Le président du Rwanda, Paul Kagamé, m'a appelé à son bureau pour l'aider à renforcer les capacités du secteur privé et améliorer la compétitivité des exportations. Je l'ai informé que la somme d'argent et le temps qu'il avait budgétisés ne permettraient pas de réaliser à la fois mon travail et d'assurer la formation des Rwandais. Il me raconta l'histoire : quand il eut enfin accumulé assez d'argent pour régler les arriérés de salaire de ses troupes qui se battaient pour mettre fin au génocide, il leur demanda si, à la place, il pouvait utiliser l'argent pour acheter des hélicoptères afin de mettre fin à la guerre plus rapidement. Pas un seul soldat ne s'y opposa.

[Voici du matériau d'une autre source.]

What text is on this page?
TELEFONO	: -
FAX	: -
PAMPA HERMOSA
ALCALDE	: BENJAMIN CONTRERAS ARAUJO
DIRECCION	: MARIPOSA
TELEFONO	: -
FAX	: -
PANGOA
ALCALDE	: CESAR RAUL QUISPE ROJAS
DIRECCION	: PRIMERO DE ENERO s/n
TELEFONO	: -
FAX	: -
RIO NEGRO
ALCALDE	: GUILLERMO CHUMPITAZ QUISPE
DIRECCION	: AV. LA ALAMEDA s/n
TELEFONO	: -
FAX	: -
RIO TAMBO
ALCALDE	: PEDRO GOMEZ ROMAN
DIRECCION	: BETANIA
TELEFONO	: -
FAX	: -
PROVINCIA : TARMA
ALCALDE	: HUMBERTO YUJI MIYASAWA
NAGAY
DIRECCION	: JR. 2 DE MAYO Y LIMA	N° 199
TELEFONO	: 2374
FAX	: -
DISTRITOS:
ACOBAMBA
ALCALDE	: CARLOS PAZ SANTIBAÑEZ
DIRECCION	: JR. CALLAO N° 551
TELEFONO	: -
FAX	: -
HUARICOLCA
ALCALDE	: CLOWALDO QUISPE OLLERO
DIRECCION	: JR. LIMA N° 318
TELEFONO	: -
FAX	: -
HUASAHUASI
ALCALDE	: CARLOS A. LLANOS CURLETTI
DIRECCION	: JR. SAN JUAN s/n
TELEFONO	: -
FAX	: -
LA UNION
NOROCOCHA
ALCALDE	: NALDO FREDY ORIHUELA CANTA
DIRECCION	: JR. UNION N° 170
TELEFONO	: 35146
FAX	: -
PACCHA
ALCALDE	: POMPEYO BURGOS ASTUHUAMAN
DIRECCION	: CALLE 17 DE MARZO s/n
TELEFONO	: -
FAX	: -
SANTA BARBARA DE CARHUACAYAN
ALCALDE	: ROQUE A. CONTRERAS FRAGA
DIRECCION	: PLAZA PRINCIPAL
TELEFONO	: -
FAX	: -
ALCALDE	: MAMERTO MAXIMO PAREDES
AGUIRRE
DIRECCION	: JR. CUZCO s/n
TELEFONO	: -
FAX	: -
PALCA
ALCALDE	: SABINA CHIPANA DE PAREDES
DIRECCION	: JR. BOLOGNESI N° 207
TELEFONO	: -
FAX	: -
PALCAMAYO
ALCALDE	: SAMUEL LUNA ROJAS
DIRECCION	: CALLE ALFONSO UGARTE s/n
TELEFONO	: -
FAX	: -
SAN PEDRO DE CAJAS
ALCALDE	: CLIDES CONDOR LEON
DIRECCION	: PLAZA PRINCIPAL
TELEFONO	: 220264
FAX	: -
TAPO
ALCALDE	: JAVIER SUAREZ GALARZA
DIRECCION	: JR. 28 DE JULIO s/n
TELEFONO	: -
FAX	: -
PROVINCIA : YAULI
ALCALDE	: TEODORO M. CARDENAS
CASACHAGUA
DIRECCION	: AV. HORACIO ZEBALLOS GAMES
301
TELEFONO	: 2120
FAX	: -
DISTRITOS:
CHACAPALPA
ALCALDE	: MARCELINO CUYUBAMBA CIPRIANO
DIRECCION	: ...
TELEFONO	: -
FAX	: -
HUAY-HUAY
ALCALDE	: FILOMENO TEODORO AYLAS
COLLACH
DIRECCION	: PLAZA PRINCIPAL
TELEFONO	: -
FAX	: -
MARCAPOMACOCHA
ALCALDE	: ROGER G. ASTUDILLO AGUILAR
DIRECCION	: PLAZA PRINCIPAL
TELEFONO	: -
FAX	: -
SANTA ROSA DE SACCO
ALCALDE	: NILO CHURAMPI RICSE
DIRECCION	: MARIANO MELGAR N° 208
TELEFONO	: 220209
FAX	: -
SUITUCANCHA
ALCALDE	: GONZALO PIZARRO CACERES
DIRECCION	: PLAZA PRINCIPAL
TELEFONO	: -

Le Président Kagamé acheta les hélicoptères à des pays, à la condition qu'ils fournissent également des pilotes. Il a ensuite persuadé les pilotes d'effectuer des missions en territoire ennemi, et, en même temps, de former les Rwandais au pilotage. Sa tactique, dans un pays sans routes et aux milles collines, abrégea la guerre, et sauva des vies.
Chaque nation a besoin d'argent pour moderniser et améliorer la vie de ses citoyens, et c'est d'ailleurs positif quand une nation riche aide une nation pauvre après une catastrophe naturelle, ou pour répondre à un besoin humain fondamental. Mais, trop souvent, quand une nation aide une autre, cela est basé sur une injection massive de capital financier soumise à un changement des politiques monétaire, commerciale, d'investissement, budgétaire, sectorielle et salariale. Il s'agit souvent de bons conseils non dépourvus de compromission. La nation riche devient décisionnaire alors que la responsabilité de l'avenir d'une nation doit toujours rester entre les mains des citoyens de cette nation, et non celles de conseillers étrangers, et certainement pas celles de créanciers et de bailleurs de fonds.
Cette approche «chéquier» du développement confond compassion et générosité avec une sur-responsabilité pour les êtres humains. Explicitement ou implicitement, le donneur leur dit comment faire fonctionner leur pays, et ce processus, sans le vouloir, peut priver les citoyens des pays émergents de leur bien les plus précieux - la dignité et l'autonomie.
Le Rwanda reçoit peu d'aide étrangère. Les dirigeants de la Banque mondiale m'avaient présenté, avec plusieurs autres experts, au Président Kagamé et avaient promis de payer le coût de notre travail, mais ils avaient besoin de deux ans pour réaliser le programme, et le Rwanda ne pouvait pas attendre deux ans. Le Président Kagamé comprenait que la pauvreté détruisait les pierres angulaires de la société de son pays : la tolérance, la confiance, les aspirations et l'espoir. Il décida de payer nos salaires à partir du produit de son programme de privatisation, mais il a exigé que l'on commençât immédiatement, et que nous le remboursions, si nous ne faisons pas ce à quoi nous nous étions engagés. Il requit en outre : « Je veux que vous soyez comme ceux qui pilotaient les avions et formaient les Rwandais». J'ai demandé: «Voulez-vous que je vous aide à tuer l'ennemi, aussi?» Il a répondu : «Je veux que vous m'aidiez à tuer la pauvreté.»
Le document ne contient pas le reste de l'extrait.